On the subject of which, I now propose a solution to the other problem. The type unification seems to happen at the last line of Hancock's algorithm (in which he raises an error because you wouldn't be able to unify Nil with Cons A). We can return a union type here || (Nil, Cons A). When we reach the top level of any given function, we can then see if one of two cases holds:

This is exactly a well-recognized type;
The user has provided an explicit type definition which happens to exactly match this definition

The first handles the most common case (List), many similar cases (i.e. any with exactly two sub-types, since if only one is specified there is no union; and if both then it will be an exact match) and probably many more; while the second case catches all the esoteric cases.

Emerging API

I said I'd flip flop on the API. I'm increasingly feeling that what I want to do is have the Scope and dependency analysis be outside of the typechecker. This could just be an artifact of TDD, but it feels like the constructor is getting awkward. So, instead I propose a simple, default constructor and the following two methods:

void addPredefined(String symbol, type_expression type);
void typecheck(Set functions);

I'm thinking that the second one cannot usefully return anything and the process of typechecking will update the internal state so that it is possible to ask for the type of any given symbol after the typechecking is complete.

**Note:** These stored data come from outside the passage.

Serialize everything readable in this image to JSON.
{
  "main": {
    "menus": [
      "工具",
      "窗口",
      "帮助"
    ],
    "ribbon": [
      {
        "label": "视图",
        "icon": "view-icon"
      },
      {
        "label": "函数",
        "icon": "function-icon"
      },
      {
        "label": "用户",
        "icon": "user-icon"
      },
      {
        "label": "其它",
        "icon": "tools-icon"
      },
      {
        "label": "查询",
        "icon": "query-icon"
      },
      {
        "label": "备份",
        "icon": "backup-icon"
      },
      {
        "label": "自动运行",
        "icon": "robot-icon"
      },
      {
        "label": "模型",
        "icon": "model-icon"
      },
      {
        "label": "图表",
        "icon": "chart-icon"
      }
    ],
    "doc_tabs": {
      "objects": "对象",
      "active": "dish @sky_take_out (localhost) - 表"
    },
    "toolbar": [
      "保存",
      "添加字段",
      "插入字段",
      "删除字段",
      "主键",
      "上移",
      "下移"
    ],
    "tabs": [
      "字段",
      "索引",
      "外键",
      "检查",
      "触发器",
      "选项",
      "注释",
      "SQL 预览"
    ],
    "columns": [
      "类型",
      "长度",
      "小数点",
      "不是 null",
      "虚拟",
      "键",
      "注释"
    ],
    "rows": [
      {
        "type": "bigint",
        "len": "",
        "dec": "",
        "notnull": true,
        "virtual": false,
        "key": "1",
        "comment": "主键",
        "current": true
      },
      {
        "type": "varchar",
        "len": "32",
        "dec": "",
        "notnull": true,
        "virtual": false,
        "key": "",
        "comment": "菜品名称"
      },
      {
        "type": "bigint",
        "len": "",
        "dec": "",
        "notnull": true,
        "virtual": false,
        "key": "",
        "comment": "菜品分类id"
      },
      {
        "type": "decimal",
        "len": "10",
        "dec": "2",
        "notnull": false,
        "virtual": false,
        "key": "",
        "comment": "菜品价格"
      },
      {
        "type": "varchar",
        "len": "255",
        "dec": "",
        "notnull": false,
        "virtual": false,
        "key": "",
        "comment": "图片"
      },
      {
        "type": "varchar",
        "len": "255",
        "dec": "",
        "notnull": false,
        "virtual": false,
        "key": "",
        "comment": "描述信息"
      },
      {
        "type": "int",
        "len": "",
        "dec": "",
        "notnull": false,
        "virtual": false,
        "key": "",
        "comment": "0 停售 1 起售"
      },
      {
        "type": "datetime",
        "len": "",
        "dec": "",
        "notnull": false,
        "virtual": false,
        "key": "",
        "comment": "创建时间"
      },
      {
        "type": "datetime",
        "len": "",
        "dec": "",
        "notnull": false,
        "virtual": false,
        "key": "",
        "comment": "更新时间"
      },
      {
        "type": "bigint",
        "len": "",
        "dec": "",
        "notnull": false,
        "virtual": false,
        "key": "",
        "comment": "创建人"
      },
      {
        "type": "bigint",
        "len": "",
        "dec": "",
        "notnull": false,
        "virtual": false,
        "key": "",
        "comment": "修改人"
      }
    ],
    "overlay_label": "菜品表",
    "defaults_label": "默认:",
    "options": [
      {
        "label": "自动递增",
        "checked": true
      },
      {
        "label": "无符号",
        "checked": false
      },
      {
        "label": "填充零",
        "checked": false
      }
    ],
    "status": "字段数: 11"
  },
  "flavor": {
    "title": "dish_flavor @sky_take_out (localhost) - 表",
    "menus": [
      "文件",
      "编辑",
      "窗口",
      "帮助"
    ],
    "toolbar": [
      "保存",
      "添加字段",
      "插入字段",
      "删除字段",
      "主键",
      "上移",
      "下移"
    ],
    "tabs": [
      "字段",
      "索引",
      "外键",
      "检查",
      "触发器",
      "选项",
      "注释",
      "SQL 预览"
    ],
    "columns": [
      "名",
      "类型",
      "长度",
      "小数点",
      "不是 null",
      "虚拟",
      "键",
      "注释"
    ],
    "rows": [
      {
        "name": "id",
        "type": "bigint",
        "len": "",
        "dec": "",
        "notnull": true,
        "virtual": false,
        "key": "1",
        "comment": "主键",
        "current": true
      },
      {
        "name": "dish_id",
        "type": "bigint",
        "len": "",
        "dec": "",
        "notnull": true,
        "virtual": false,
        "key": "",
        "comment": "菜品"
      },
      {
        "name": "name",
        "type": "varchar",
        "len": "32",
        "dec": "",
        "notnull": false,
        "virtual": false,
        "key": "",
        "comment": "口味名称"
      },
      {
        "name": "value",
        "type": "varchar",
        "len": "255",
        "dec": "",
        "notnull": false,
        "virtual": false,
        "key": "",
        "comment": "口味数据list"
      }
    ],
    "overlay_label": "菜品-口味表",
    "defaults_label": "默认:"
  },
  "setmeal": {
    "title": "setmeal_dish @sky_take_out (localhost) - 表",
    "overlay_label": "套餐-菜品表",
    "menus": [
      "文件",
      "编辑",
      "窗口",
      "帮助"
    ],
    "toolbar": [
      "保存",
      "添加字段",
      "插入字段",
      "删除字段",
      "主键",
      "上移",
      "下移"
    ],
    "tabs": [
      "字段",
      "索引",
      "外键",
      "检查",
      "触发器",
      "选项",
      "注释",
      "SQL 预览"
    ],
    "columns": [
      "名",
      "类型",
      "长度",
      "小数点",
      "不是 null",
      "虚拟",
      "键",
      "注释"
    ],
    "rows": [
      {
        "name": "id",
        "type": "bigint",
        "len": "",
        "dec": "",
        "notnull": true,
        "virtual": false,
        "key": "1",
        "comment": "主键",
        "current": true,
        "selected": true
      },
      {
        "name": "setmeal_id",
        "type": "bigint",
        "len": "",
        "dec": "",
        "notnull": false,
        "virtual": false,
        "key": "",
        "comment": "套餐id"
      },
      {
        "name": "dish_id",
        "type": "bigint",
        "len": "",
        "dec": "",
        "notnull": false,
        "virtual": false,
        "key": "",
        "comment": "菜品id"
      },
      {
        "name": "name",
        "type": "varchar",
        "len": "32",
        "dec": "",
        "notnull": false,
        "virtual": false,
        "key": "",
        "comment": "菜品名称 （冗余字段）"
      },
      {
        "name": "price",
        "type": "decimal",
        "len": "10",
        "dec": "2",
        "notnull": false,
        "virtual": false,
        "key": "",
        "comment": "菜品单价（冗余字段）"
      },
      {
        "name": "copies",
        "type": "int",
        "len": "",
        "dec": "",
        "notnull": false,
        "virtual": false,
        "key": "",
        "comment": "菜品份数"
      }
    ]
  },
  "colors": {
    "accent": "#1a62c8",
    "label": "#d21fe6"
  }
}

I still think it is necessary for the typechecker to be able to handle multiple function definitions at once in order to handle mutual recursion. I think this grouping is just like grouping the cases for a function and much like a LETREC: it involves us unifying a set of things that we can build up individually.

OK, function application - let's do it

Let's start by creating a new test case (testWeCanTypecheckSimpleFunctionApplication). This is going to be the thing that forces the API change described above, so there will be a bit of a refactoring that goes along with it. What we're going to do is to try and apply the function plus1 (which is intended to be the curried function (_+1) of type Number->Number) to the number 1.

From our investigation, it seems that actually the first thing we want to do is to be able to treat that as a constant. So I'm briefly going to insert another test case (testExternalPlus1HasExpectedType) to check that. Yeah, and, as we might expect, we haven't considered the case that we might return an identifier. Let's do that.

OK, that wasn't too hard. Let's get back to the real matter at hand.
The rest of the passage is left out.